Karsai Andras, Cassidy Grace J, Rajanala Aradhya P, Yang Lixinhao, Kerimoglu Deniz, Gumbart James C, Kim Harold D, Goldman Daniel I
School of Physics, Georgia Institute of Technology, Atlanta, GA, United States.
School of Chemical and Biomolecular Engineering, Georgia Institute of Technology, Atlanta, GA, United States.
Front Phys. 2023;11. doi: 10.3389/fphy.2023.1142004. Epub 2023 Jun 29.
Recent studies in polymer physics have created macro-scale analogs to solute microscopic polymer chains like DNA by inducing diffusive motion on a chain of beads.
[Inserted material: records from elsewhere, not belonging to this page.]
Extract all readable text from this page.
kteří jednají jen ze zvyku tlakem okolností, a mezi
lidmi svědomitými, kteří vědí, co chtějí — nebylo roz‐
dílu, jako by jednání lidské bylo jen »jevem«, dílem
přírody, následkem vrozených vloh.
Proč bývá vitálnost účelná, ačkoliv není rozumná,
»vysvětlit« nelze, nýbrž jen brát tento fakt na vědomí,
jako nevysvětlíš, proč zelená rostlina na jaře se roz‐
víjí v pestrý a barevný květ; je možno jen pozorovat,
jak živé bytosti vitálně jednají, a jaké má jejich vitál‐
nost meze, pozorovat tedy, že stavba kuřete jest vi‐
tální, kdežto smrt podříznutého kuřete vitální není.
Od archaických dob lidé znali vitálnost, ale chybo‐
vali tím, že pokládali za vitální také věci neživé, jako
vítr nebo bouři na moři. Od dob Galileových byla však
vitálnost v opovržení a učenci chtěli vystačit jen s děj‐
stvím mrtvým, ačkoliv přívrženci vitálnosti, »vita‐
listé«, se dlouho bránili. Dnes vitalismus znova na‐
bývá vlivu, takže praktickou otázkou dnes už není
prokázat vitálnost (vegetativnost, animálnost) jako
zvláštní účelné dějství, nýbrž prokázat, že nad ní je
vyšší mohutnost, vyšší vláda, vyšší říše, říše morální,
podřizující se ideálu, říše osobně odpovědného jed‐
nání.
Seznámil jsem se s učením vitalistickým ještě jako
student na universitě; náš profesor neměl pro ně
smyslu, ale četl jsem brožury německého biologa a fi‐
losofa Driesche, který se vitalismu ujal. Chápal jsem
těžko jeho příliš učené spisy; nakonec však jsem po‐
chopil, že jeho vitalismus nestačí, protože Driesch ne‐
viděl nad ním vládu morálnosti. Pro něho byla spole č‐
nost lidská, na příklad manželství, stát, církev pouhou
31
These bead chains have persistence lengths of O(10) links and undergo diffusive motion under random fluctuations like vibration. We present a bead chain model within a new stochastic forcing system: an air fluidizing bed of granular media. A chain of spherical 6 mm resin beads crimped onto silk thread are buffeted randomly by the multiphase flow of grains and low density rising air "bubbles". We "thermalize" bead chains of various lengths at different fluidizing airflow rates, while X-ray imaging captures a projection of the chains' dynamics within the media. With modern 3D printing techniques, we can better represent complex polymers by geometrically varying bead connections and their relative strength, e.g., mimicking the variable stiffness between adjacent nucleotide pairs of DNA. We also develop Discrete Element Method (DEM) simulations to study the 3D motion of the bead chain, where the bead chain is represented by simulated spherical particles connected by linear and angular spring-like bonds. In experiment, we find that the velocity distributions of the beads follow exponential distributions rather than the Gaussian distributions expected from polymers in solution. Through use of the DEM simulation, we find that this difference can likely be attributed to the distributions of the forces imparted onto the chain from the fluidized bed environment. We anticipate expanding this study in the future to explore a wide range of chain composition and confinement geometry, which will provide insights into the physics of large biopolymers.
聚合物物理学领域的近期研究通过在一串珠子上诱导扩散运动,创造出了与溶质微观聚合物链(如DNA)类似的宏观模型。这些珠子链的持续长度为O(10)个链节,并在诸如振动等随机涨落下进行扩散运动。我们在一个新的随机强迫系统——颗粒介质的空气流化床中提出了一个珠子链模型。一串压接到丝线上的6毫米球形树脂珠子受到颗粒多相流和低密度上升空气“气泡”的随机冲击。我们在不同的流化气流速率下使各种长度的珠子链达到“热平衡”,同时X射线成像捕捉介质中珠子链动态的投影。借助现代3D打印技术,我们可以通过几何方式改变珠子连接及其相对强度,更好地表示复杂聚合物,例如模仿DNA相邻核苷酸对之间的可变刚度。我们还开发了离散单元法(DEM)模拟来研究珠子链的三维运动,其中珠子链由通过线性和角向弹簧状键连接的模拟球形颗粒表示。在实验中,我们发现珠子的速度分布遵循指数分布,而非溶液中聚合物预期的高斯分布。通过使用DEM模拟,我们发现这种差异可能归因于流化床环境施加在链上的力的分布。我们预计未来会扩展这项研究,以探索广泛的链组成和受限几何结构,这将为大型生物聚合物的物理学提供见解。